# Estrus Chirps and Whimpers



## Memay (Mar 1, 2015)

Anyone knocking any yotes down with estrus chirps/whimpers yet this year? If so, what is your sequence? Do you do a female howl before going into the chirps?


----------



## folpak (Feb 6, 2008)

even better question... Ive heard multiple variations of the wimpers and chirps. does anyone have a link or sound file of an actual coyote.


----------



## doggk9 (Aug 27, 2006)

They've been breeding already this year. I've heard it and called in a few pairs 2 weeks ago including this 1 that came in with a mate.


----------



## varminthunter (Dec 19, 2005)




----------



## Memay (Mar 1, 2015)

doggk9 said:


> They've been breeding already this year. I've heard it and called in a few pairs 2 weeks ago including this 1 that came in with a mate.

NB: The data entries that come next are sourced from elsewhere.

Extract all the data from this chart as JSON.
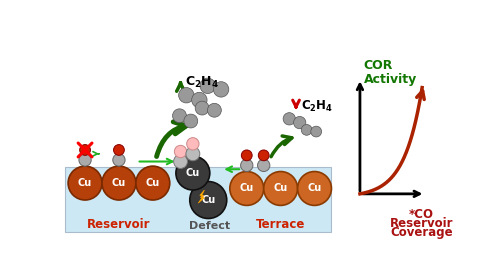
{
  "bg_color": "#ffffff",
  "surface_color": "#cce8f4",
  "cu_reservoir_color": "#b5400a",
  "cu_defect_color": "#3a3a3a",
  "cu_terrace_color": "#cc6622",
  "arrow_green_dark": "#1a6600",
  "arrow_green_light": "#22aa22",
  "arrow_red": "#cc0000",
  "co_gray": "#aaaaaa",
  "co_red": "#cc2200",
  "co_pink": "#ffaaaa",
  "label_reservoir": "Reservoir",
  "label_defect": "Defect",
  "label_terrace": "Terrace",
  "cor_color": "#117700",
  "co_label_color": "#aa1111",
  "label_cor_line1": "COR",
  "label_cor_line2": "Activity",
  "label_co_line1": "*CO",
  "label_co_line2": "Reservoir",
  "label_co_line3": "Coverage"
}
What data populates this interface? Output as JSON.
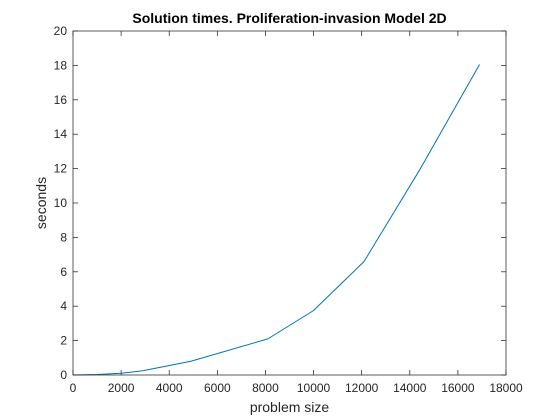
{
  "chart_data": {
    "type": "line",
    "title": "Solution times. Proliferation-invasion Model 2D",
    "xlabel": "problem size",
    "ylabel": "seconds",
    "xlim": [
      0,
      18000
    ],
    "ylim": [
      0,
      20
    ],
    "xticks": [
      0,
      2000,
      4000,
      6000,
      8000,
      10000,
      12000,
      14000,
      16000,
      18000
    ],
    "yticks": [
      0,
      2,
      4,
      6,
      8,
      10,
      12,
      14,
      16,
      18,
      20
    ],
    "grid": false,
    "series": [
      {
        "color": "#0072BD",
        "x": [
          0,
          1000,
          2000,
          2900,
          4900,
          8100,
          10000,
          12100,
          14400,
          16900
        ],
        "y": [
          0,
          0.03,
          0.1,
          0.25,
          0.8,
          2.1,
          3.75,
          6.6,
          11.9,
          18.05
        ]
      }
    ]
  }
}
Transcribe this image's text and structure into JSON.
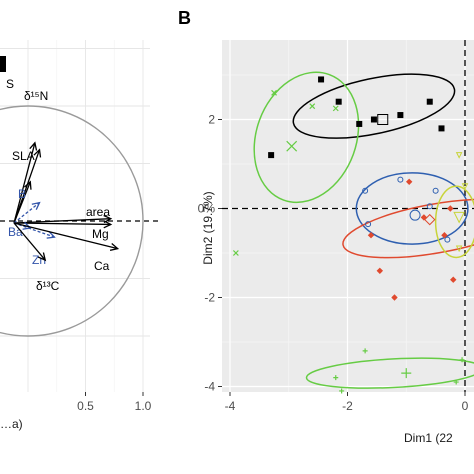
{
  "chart_data": [
    {
      "panel": "A",
      "type": "scatter",
      "xlim": [
        -0.05,
        1.05
      ],
      "ylim": [
        -0.8,
        0.8
      ],
      "x_ticks": [
        {
          "label": "0.5",
          "value": 0.5
        },
        {
          "label": "1.0",
          "value": 1.0
        }
      ],
      "xlabel": "…a)",
      "ref_line": {
        "y": 0,
        "style": "dashed"
      },
      "unit_circle": true,
      "arrows": [
        {
          "label": "S",
          "x": 0.06,
          "y": 0.68,
          "color": "#000000"
        },
        {
          "label": "δ¹⁵N",
          "x": 0.1,
          "y": 0.62,
          "color": "#000000"
        },
        {
          "label": "SLA",
          "x": 0.02,
          "y": 0.34,
          "color": "#000000"
        },
        {
          "label": "B",
          "x": 0.1,
          "y": 0.16,
          "color": "#3355aa"
        },
        {
          "label": "area",
          "x": 0.72,
          "y": 0.02,
          "color": "#000000"
        },
        {
          "label": "Mg",
          "x": 0.72,
          "y": -0.03,
          "color": "#000000"
        },
        {
          "label": "Ba",
          "x": 0.02,
          "y": -0.06,
          "color": "#3355aa"
        },
        {
          "label": "Zn",
          "x": 0.23,
          "y": -0.14,
          "color": "#3355aa"
        },
        {
          "label": "Ca",
          "x": 0.78,
          "y": -0.24,
          "color": "#000000"
        },
        {
          "label": "δ¹³C",
          "x": 0.15,
          "y": -0.34,
          "color": "#000000"
        }
      ]
    },
    {
      "panel": "B",
      "type": "scatter",
      "xlim": [
        -4.15,
        0.1
      ],
      "ylim": [
        -4.5,
        3.4
      ],
      "x_ticks": [
        -4,
        -2,
        0
      ],
      "y_ticks": [
        2,
        0,
        -2,
        -4
      ],
      "y_tick_labels": [
        "2",
        "0%",
        "-2",
        "-4"
      ],
      "x_tick_labels": [
        "-4",
        "-2",
        "0"
      ],
      "xlabel": "Dim1 (22",
      "ylabel": "Dim2 (19.7%)",
      "ref_lines": {
        "x": 0,
        "y": 0,
        "style": "dashed"
      },
      "groups": [
        {
          "color": "#000000",
          "ellipse": {
            "cx": -1.55,
            "cy": 2.3,
            "rx": 1.4,
            "ry": 0.62,
            "angle": -12
          },
          "centroid": [
            -1.4,
            2.0
          ],
          "points": [
            [
              -2.45,
              2.9
            ],
            [
              -2.15,
              2.4
            ],
            [
              -1.1,
              2.1
            ],
            [
              -0.6,
              2.4
            ],
            [
              -1.8,
              1.9
            ],
            [
              -3.3,
              1.2
            ],
            [
              -1.55,
              2.0
            ],
            [
              -0.4,
              1.8
            ]
          ]
        },
        {
          "color": "#66cc44",
          "ellipse": {
            "cx": -2.7,
            "cy": 1.6,
            "rx": 0.85,
            "ry": 1.5,
            "angle": 20
          },
          "centroid": [
            -2.95,
            1.4
          ],
          "points": [
            [
              -3.25,
              2.6
            ],
            [
              -2.6,
              2.3
            ],
            [
              -2.2,
              2.25
            ],
            [
              -3.9,
              -1.0
            ]
          ]
        },
        {
          "color": "#66cc44",
          "ellipse": {
            "cx": -1.2,
            "cy": -3.7,
            "rx": 1.5,
            "ry": 0.32,
            "angle": -3
          },
          "centroid": [
            -1.0,
            -3.7
          ],
          "points": [
            [
              -1.7,
              -3.2
            ],
            [
              -2.2,
              -3.8
            ],
            [
              -2.1,
              -4.1
            ],
            [
              -0.05,
              -3.4
            ],
            [
              -0.15,
              -3.9
            ]
          ]
        },
        {
          "color": "#2e5fb0",
          "ellipse": {
            "cx": -0.9,
            "cy": 0.0,
            "rx": 0.95,
            "ry": 0.8,
            "angle": 0
          },
          "centroid": [
            -0.85,
            -0.15
          ],
          "points": [
            [
              -1.7,
              0.4
            ],
            [
              -1.1,
              0.65
            ],
            [
              -0.5,
              0.4
            ],
            [
              -0.3,
              -0.7
            ],
            [
              -1.65,
              -0.35
            ],
            [
              -0.6,
              0.05
            ]
          ]
        },
        {
          "color": "#e04a2f",
          "ellipse": {
            "cx": -0.5,
            "cy": -0.45,
            "rx": 1.6,
            "ry": 0.55,
            "angle": -10
          },
          "centroid": [
            -0.6,
            -0.25
          ],
          "points": [
            [
              -1.6,
              -0.6
            ],
            [
              -1.45,
              -1.4
            ],
            [
              -0.95,
              0.6
            ],
            [
              -0.7,
              -0.2
            ],
            [
              -0.25,
              0.0
            ],
            [
              -0.35,
              -0.6
            ],
            [
              -1.2,
              -2.0
            ],
            [
              -0.2,
              -1.6
            ]
          ]
        },
        {
          "color": "#c8d43a",
          "ellipse": {
            "cx": -0.15,
            "cy": -0.3,
            "rx": 0.35,
            "ry": 0.8,
            "angle": 0
          },
          "centroid": [
            -0.1,
            -0.2
          ],
          "points": [
            [
              -0.1,
              1.2
            ],
            [
              0.0,
              0.5
            ],
            [
              -0.1,
              -0.9
            ]
          ]
        }
      ]
    }
  ],
  "panels": {
    "a": {
      "xlabel": "…a)"
    },
    "b": {
      "label": "B"
    }
  }
}
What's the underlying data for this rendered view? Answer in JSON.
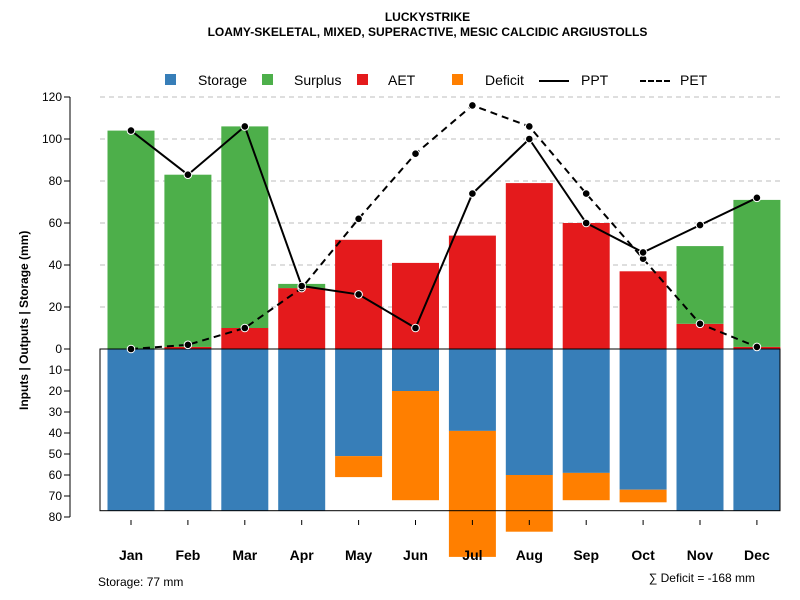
{
  "title": "LUCKYSTRIKE",
  "subtitle": "LOAMY-SKELETAL, MIXED, SUPERACTIVE, MESIC CALCIDIC ARGIUSTOLLS",
  "legend": [
    {
      "label": "Storage",
      "kind": "box",
      "color": "#377EB8"
    },
    {
      "label": "Surplus",
      "kind": "box",
      "color": "#4DAF4A"
    },
    {
      "label": "AET",
      "kind": "box",
      "color": "#E41A1C"
    },
    {
      "label": "Deficit",
      "kind": "box",
      "color": "#FF7F00"
    },
    {
      "label": "PPT",
      "kind": "line",
      "style": "solid"
    },
    {
      "label": "PET",
      "kind": "line",
      "style": "dashed"
    }
  ],
  "ylabel": "Inputs | Outputs | Storage    (mm)",
  "footer_left": "Storage: 77 mm",
  "footer_right": "∑ Deficit = -168 mm",
  "chart_data": {
    "type": "bar",
    "categories": [
      "Jan",
      "Feb",
      "Mar",
      "Apr",
      "May",
      "Jun",
      "Jul",
      "Aug",
      "Sep",
      "Oct",
      "Nov",
      "Dec"
    ],
    "highlight_category": "Jul",
    "ylim": [
      -80,
      120
    ],
    "yticks_upper": [
      0,
      20,
      40,
      60,
      80,
      100,
      120
    ],
    "yticks_lower": [
      10,
      20,
      30,
      40,
      50,
      60,
      70,
      80
    ],
    "storage_capacity": 77,
    "series": [
      {
        "name": "AET",
        "values": [
          0,
          1,
          10,
          29,
          52,
          41,
          54,
          79,
          60,
          37,
          12,
          1
        ]
      },
      {
        "name": "Surplus",
        "values": [
          104,
          82,
          96,
          2,
          0,
          0,
          0,
          0,
          0,
          0,
          37,
          70
        ]
      },
      {
        "name": "Storage",
        "values": [
          77,
          77,
          77,
          77,
          51,
          20,
          39,
          60,
          59,
          67,
          77,
          77
        ]
      },
      {
        "name": "Deficit",
        "values": [
          0,
          0,
          0,
          0,
          10,
          52,
          60,
          27,
          13,
          6,
          0,
          0
        ]
      },
      {
        "name": "PPT",
        "values": [
          104,
          83,
          106,
          30,
          26,
          10,
          74,
          100,
          60,
          46,
          59,
          72
        ]
      },
      {
        "name": "PET",
        "values": [
          0,
          2,
          10,
          29,
          62,
          93,
          116,
          106,
          74,
          43,
          12,
          1
        ]
      }
    ],
    "colors": {
      "Storage": "#377EB8",
      "Surplus": "#4DAF4A",
      "AET": "#E41A1C",
      "Deficit": "#FF7F00",
      "grid": "#BEBEBE"
    }
  }
}
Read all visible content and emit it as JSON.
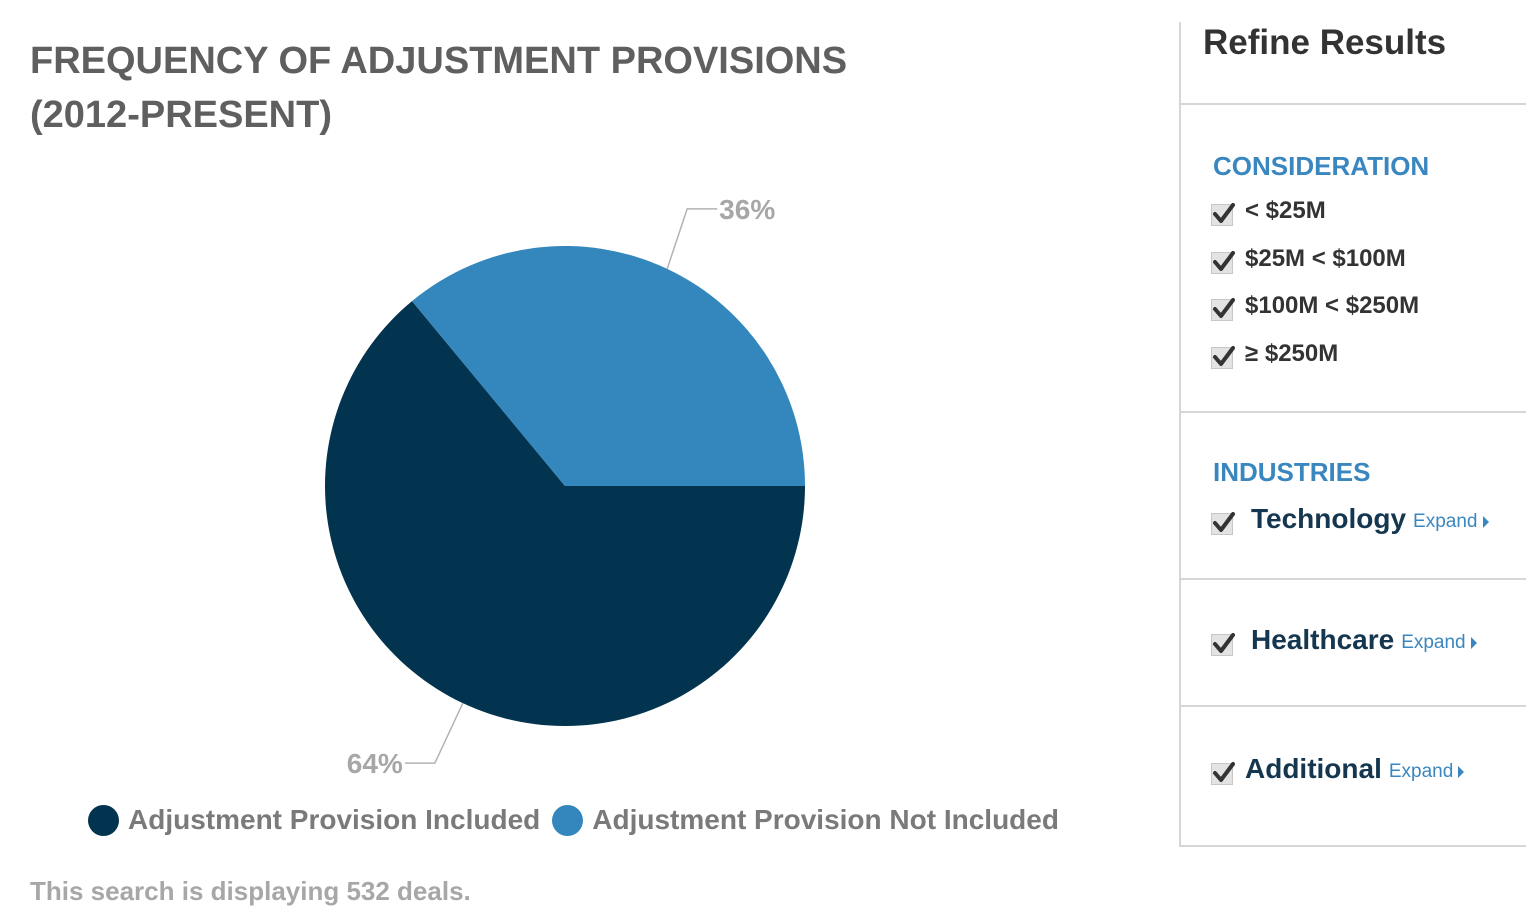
{
  "chart_data": {
    "type": "pie",
    "title": "FREQUENCY OF ADJUSTMENT PROVISIONS (2012-PRESENT)",
    "categories": [
      "Adjustment Provision Included",
      "Adjustment Provision Not Included"
    ],
    "values": [
      64,
      36
    ],
    "data_labels": [
      "64%",
      "36%"
    ],
    "colors": [
      "#02344f",
      "#3487bd"
    ],
    "legend_position": "bottom-left"
  },
  "footer": {
    "note": "This search is displaying 532 deals."
  },
  "sidebar": {
    "title": "Refine Results",
    "consideration": {
      "heading": "CONSIDERATION",
      "options": [
        "< $25M",
        "$25M < $100M",
        "$100M < $250M",
        "≥ $250M"
      ]
    },
    "industries": {
      "heading": "INDUSTRIES",
      "items": [
        {
          "label": "Technology",
          "expand": "Expand"
        },
        {
          "label": "Healthcare",
          "expand": "Expand"
        },
        {
          "label": "Additional",
          "expand": "Expand"
        }
      ]
    }
  },
  "colors": {
    "accent": "#3a87bf",
    "dark_series": "#02344f",
    "light_series": "#3487bd",
    "label_gray": "#a7a7a7"
  }
}
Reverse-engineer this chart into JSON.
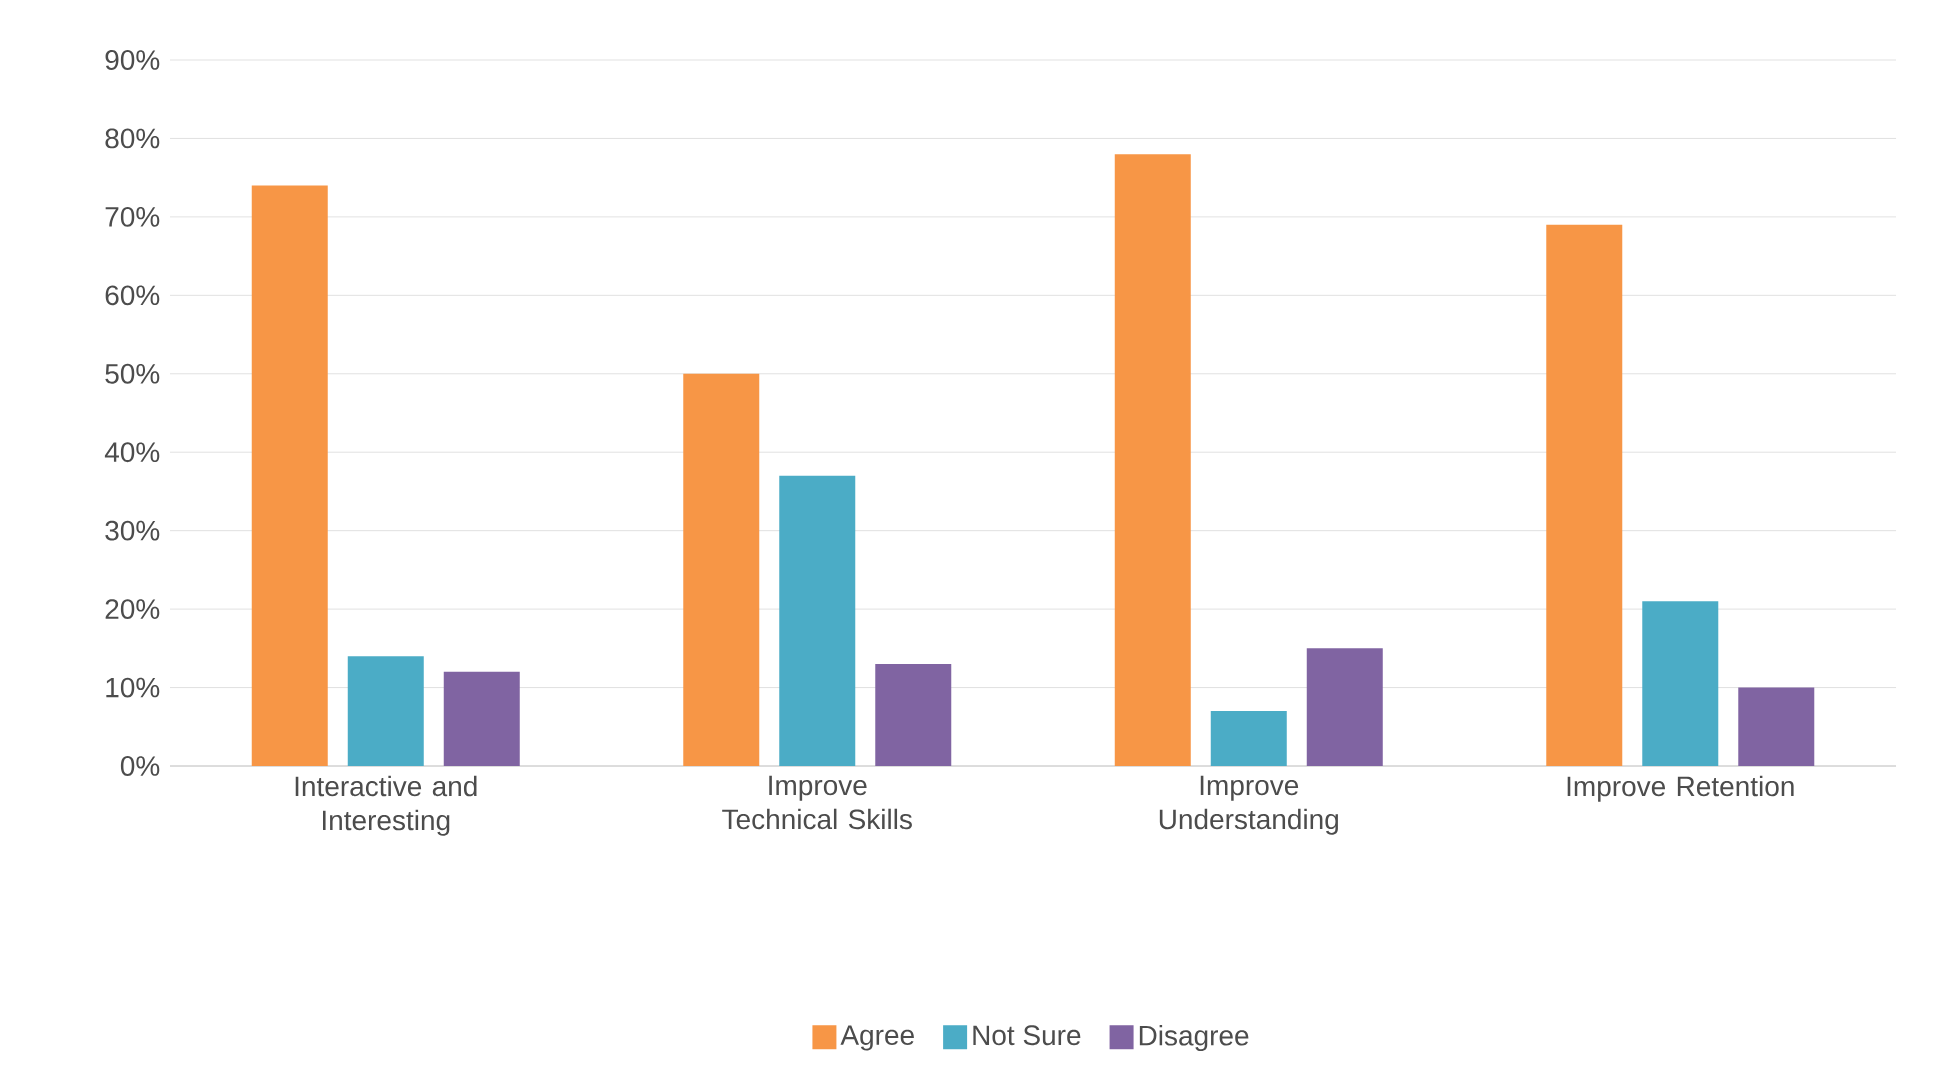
{
  "chart_data": {
    "type": "bar",
    "categories": [
      "Interactive and Interesting",
      "Improve Technical Skills",
      "Improve Understanding",
      "Improve Retention"
    ],
    "series": [
      {
        "name": "Agree",
        "color": "#f79646",
        "values": [
          74,
          50,
          78,
          69
        ]
      },
      {
        "name": "Not Sure",
        "color": "#4bacc6",
        "values": [
          14,
          37,
          7,
          21
        ]
      },
      {
        "name": "Disagree",
        "color": "#8064a2",
        "values": [
          12,
          13,
          15,
          10
        ]
      }
    ],
    "ylim": [
      0,
      90
    ],
    "yticks": [
      {
        "value": 0,
        "label": "0%"
      },
      {
        "value": 10,
        "label": "10%"
      },
      {
        "value": 20,
        "label": "20%"
      },
      {
        "value": 30,
        "label": "30%"
      },
      {
        "value": 40,
        "label": "40%"
      },
      {
        "value": 50,
        "label": "50%"
      },
      {
        "value": 60,
        "label": "60%"
      },
      {
        "value": 70,
        "label": "70%"
      },
      {
        "value": 80,
        "label": "80%"
      },
      {
        "value": 90,
        "label": "90%"
      }
    ],
    "grid": "y",
    "legend": "bottom"
  }
}
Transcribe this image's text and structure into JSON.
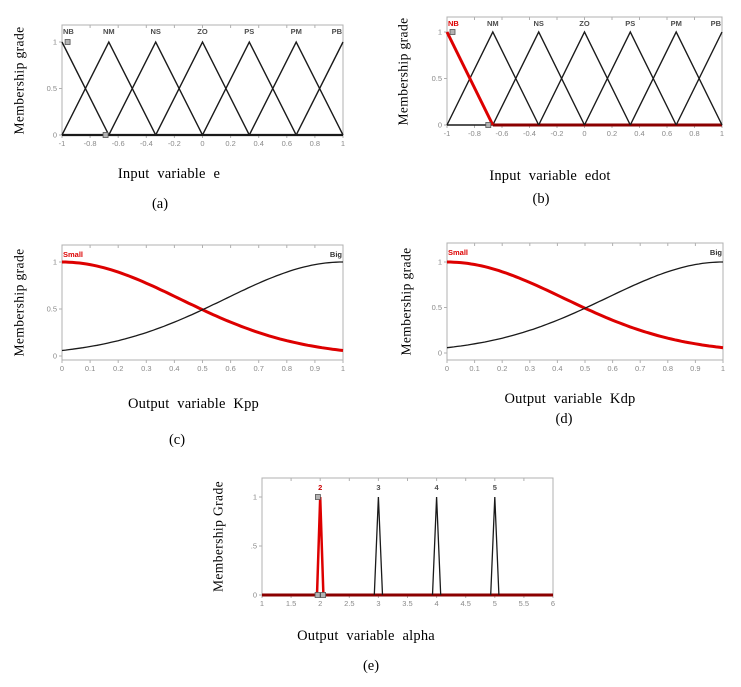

Nice man! Congrats! If you don't mind me asking, what are you doing? Just chirps? Or you throwing a female invitation howl in too?


----------



## Memay (Mar 1, 2015)

folpak said:


> even better question... Ive heard multiple variations of the wimpers and chirps. does anyone have a link or sound file of an actual coyote.


Randy Anderson has a video of a female yote doing the estrus chirp. sounds a lot like a bird chirp. I've heard it before in the field and you would never guess that sound was coming from a yote.


----------



## doggk9 (Aug 27, 2006)

Memay said:


> Nice man! Congrats! If you don't mind me asking, what are you doing? Just chirps? Or you throwing a female invitation howl in too?


I've got a whole foxcast sequence strung together with a female invitation howl, a pair howl, a duet and then estrus chirps and yips. Tony Tebbe 1900coyote works well too.


----------



## Memay (Mar 1, 2015)

doggk9 said:


> I've got a whole foxcast sequence strung together with a female invitation howl, a pair howl, a duet and then estrus chirps and yips. Tony Tebbe 1900coyote works well too.


Cool. Thanks. I may have to break out the foxpro and try that sequence. Been using hand calls a lot again. Speaking of Tony Tebbe, the one call that is always hanging on the lanyard is his Green Nasty.


----------